La vraie vie, la vie enfin découverte et éclaircie, la seule vie par conséquent réellement vécue, c'est la littérature.



lundi 25 février 2019

On oublie, on croit qu’on est guéri, et le mal est toujours là, tenace, sournois…

Nathalie Sarraute, Le Planétarium, 1959.

Mais quel étrange roman !
Au départ, une femme se préoccupe de la décoration de son appartement au point de s’en rendre malade. Et puis ensuite, son neveu raconte l’histoire en s’en moquant. Et nous faisons connaissance avec tous les membres de la famille.
Sauf qu’il ne s’agit pas du tout de cela. D’abord, la forme. Sarraute essaie une langue qui restitue les pensées et les paroles des personnages, dans un discours intérieur hésitant, serpentant, se corrigeant. Aucune narration externe, mais seulement les points de vue de chacun sur les uns et les autres, une plongée dans le jeu de dupe de la vie en société bourgeoise. 

Le déclic léger de la gâchette, le claquement bref de la porte de la cuisine, le bruit décroissant de leurs semelles sur les marches en ciment de l’escalier résonnent comme une menace sournoise ; ce sont les signes avant-coureurs du grand silence de la solitude, de l’abandon… Elle est livrée à elle-même. Oubliée sur le terrain dévasté…

Et il n’est pas question de simple décoration, mais plutôt d’une histoire cruelle à la Balzac, entre une vieille tante et un jeune couple, les Guimier, qui ne font pas grand-chose, mais qui veulent un grand appartement, un style élégant et de vagues prétentions intellectuelles (mais pas trop quand même). C’est un univers totalement daté (comme dans la Modification), où les fauteuils en cuir s’affrontent aux bergères rococo, mais ce qui compte, c’est le langage qui essaie de raconter les secrets des âmes. Le langage et les rapports de force inhumain au sein d’une famille, les pauses que l’on prend vis-à-vis de la société et de soi-même.
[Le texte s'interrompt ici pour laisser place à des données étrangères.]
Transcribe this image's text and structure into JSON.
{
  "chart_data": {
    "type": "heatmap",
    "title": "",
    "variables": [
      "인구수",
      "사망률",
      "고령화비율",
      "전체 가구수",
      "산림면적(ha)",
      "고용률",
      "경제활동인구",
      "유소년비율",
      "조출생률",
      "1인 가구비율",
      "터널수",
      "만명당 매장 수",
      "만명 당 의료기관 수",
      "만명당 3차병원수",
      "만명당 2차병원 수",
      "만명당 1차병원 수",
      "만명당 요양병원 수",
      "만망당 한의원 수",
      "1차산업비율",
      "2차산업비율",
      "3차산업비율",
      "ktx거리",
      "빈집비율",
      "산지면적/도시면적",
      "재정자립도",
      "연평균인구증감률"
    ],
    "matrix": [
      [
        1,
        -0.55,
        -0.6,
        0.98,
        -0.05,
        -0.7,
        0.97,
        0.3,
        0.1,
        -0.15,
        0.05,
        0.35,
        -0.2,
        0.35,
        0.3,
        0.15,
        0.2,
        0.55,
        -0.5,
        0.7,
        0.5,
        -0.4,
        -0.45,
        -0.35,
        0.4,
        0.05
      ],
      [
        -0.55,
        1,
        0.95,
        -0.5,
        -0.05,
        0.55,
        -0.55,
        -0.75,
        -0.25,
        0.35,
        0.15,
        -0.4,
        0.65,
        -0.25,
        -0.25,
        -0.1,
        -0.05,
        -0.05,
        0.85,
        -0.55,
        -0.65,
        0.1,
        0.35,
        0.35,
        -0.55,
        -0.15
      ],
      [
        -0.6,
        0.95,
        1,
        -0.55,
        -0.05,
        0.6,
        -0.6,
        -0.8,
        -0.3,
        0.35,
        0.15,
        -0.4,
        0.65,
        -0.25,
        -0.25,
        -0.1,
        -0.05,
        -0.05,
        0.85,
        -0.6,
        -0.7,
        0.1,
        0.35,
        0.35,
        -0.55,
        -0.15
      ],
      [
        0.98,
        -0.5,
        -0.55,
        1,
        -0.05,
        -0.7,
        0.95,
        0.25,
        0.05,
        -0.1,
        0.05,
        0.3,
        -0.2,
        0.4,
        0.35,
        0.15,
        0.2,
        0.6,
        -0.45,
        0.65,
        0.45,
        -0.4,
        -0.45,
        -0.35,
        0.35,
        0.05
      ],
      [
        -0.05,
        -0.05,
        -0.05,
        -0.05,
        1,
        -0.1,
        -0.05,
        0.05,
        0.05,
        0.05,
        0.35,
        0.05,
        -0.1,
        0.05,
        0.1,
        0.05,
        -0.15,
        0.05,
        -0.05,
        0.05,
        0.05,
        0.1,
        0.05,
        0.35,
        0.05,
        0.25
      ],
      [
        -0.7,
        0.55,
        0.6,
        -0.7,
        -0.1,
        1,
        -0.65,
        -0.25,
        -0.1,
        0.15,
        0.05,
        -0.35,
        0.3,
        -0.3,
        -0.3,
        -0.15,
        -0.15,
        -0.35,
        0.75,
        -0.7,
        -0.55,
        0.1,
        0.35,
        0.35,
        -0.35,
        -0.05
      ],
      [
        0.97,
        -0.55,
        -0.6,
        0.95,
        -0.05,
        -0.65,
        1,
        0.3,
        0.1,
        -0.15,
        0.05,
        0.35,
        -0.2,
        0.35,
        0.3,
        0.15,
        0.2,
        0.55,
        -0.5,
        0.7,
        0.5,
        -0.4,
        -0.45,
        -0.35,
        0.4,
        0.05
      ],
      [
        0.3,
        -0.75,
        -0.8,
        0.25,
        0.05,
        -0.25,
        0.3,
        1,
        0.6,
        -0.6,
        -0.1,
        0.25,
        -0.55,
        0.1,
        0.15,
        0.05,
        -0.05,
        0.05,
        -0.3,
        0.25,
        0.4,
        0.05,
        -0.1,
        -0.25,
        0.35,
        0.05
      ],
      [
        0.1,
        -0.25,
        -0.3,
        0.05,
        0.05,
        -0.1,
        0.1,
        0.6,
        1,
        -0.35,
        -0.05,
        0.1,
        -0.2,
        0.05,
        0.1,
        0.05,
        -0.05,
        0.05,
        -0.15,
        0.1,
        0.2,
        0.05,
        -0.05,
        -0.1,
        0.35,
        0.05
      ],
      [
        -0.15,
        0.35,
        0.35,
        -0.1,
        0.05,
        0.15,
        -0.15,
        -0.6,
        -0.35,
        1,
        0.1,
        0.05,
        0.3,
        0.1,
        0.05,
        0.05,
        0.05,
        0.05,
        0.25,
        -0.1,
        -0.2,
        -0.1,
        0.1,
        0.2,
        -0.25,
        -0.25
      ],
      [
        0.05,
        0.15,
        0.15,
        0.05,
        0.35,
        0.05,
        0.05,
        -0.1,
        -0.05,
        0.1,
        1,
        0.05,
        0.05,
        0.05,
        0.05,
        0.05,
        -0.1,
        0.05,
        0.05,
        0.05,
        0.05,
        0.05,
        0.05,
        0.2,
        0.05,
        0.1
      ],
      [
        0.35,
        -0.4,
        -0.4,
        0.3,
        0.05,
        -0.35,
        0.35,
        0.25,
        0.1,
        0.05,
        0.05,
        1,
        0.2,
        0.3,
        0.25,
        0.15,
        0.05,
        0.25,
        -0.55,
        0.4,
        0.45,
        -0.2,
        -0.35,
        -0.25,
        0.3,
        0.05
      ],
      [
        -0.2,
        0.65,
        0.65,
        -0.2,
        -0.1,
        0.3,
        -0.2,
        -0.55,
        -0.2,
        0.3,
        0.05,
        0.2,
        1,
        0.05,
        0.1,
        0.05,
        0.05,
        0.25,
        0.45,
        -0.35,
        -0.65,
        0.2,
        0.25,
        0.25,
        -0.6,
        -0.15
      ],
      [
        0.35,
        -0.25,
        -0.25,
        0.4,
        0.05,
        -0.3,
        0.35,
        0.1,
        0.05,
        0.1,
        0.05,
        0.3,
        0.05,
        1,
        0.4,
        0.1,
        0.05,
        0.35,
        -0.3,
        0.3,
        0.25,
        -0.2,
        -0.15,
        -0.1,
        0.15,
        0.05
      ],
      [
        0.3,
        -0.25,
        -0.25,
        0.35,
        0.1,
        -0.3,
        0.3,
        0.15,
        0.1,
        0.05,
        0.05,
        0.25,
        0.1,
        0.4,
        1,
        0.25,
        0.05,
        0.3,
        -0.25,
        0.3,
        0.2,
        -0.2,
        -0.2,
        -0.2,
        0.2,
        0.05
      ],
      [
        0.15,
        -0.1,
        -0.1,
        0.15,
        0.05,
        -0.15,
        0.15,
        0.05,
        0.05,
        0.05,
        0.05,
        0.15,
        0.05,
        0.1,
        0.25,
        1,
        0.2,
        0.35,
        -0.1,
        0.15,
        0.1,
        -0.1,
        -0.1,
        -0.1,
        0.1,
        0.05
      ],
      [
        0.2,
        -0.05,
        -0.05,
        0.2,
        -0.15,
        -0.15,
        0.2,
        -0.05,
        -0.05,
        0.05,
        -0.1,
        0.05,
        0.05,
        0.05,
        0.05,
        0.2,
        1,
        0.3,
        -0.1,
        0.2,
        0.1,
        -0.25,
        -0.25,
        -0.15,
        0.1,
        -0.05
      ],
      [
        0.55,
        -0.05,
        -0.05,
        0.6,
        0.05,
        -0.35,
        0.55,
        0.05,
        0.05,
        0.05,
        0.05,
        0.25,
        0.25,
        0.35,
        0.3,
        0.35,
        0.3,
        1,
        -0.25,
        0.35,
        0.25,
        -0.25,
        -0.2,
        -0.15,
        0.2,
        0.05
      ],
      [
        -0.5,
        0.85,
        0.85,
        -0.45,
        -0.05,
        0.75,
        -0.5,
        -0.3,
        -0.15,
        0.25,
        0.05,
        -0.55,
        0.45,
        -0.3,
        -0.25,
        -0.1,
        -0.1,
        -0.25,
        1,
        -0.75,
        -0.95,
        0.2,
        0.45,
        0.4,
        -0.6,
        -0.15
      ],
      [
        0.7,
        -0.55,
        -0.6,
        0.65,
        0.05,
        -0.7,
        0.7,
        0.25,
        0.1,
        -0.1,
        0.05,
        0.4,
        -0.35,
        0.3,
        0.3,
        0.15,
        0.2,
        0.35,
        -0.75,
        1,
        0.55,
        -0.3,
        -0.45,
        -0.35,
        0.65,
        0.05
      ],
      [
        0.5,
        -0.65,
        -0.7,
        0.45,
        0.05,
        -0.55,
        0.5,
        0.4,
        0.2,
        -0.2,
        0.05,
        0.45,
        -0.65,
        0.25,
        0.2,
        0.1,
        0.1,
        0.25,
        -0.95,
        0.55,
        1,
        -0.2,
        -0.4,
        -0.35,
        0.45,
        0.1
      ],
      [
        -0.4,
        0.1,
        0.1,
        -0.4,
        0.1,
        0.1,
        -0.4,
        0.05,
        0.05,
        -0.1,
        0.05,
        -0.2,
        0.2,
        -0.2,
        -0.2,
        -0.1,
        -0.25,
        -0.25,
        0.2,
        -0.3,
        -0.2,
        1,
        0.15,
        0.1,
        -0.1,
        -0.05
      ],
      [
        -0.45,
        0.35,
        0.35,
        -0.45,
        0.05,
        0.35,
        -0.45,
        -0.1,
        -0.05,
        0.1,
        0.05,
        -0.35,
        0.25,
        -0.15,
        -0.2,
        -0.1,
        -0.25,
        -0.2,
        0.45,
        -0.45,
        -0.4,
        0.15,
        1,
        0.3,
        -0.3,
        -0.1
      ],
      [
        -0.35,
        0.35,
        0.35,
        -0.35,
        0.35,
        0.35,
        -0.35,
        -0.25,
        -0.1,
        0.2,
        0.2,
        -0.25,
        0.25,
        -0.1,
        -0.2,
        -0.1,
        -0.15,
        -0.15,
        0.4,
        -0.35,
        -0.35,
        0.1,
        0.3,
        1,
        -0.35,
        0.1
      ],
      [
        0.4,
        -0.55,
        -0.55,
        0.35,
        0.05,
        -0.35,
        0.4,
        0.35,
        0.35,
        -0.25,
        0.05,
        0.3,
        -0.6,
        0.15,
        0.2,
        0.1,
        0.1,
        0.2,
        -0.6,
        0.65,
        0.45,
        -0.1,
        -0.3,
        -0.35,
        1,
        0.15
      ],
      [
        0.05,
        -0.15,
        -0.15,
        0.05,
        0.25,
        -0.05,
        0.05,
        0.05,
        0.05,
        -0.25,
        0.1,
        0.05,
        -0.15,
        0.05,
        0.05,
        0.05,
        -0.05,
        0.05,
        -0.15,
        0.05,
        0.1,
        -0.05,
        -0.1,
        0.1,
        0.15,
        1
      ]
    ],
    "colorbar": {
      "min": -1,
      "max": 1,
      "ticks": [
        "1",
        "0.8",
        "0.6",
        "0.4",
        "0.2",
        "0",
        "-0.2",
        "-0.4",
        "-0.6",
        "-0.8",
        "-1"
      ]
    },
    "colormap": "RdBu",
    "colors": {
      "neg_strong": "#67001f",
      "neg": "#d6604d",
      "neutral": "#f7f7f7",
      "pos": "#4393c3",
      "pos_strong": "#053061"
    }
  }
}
Elle le regarde avec attention et cela le flatte, elle doit le sentir, elle fait exprès de le regarder avec cet air attentif, plein de considération, elle n’aime pas faire les choses à moitié : quand on les fait, n’est-ce pas ? il faut les faire bien… c’est si délicieux de pouvoir ainsi faire irruption dans une de ces petites existences confinées et les bouleverser, les transformer d’un seul coup pour très longtemps…
Matisse, Fleurs et fruits, 1952 papiers gouachés découpés et collés, Nice.
J’ai aimé cette lecture, qui n’a rien de facile, mais je me suis demandé à plusieurs reprises ce que j’allais bien pouvoir vous raconter. Si vous connaissez le style de Sarraute, vous savez à quoi vous en tenir. Sinon… il vous faut découvrir cette langue qui s’acharne à dire ce qui est souvent en dehors du roman traditionnel, les petits non-dits entre les personnages, leurs désirs informulés, leurs discours de convenance, leurs terreurs particulières.
Sarraute campe une société corsetée, avec la place singulière accordée aux femmes. Les objets anodins y sont investis d’un rôle particulier, du souvenir, du désir, de l’ambition, de la panique. Je note la métaphore, qui revient à plusieurs reprises, de la figure de cire. Les personnages de roman sont creux après tout, peut-être comme ceux de la vie. Leur regard est fixe et nous inquiète. Ils évoluent dans un décor artificiel. Il importe avant tout de ne pas toucher au dispositif sous peine que tout s’écroule.

C’est de là qu’elle vient, cette sensation de faiblesse dans les jambes, cette peur qu’elle éprouve de nouveau maintenant – le corps ne se trompe jamais : avant la conscience il enregistre, il amplifie, il rassemble et révèle au-dehors avec une implacable brutalité des multitudes d’impressions infimes, insaisissables, éparses – cette sensation de mollesse dans tout son corps, ce frisson le long de son dos…

2 commentaires:

miriam a dit…

La il y a très très longtemps oublié. A relire peit etre

nathalie a dit…

J'ai lu Tropismes il y a très longtemps et j'ai aussi oublié. Ça vaudrait le coup que je le reprenne.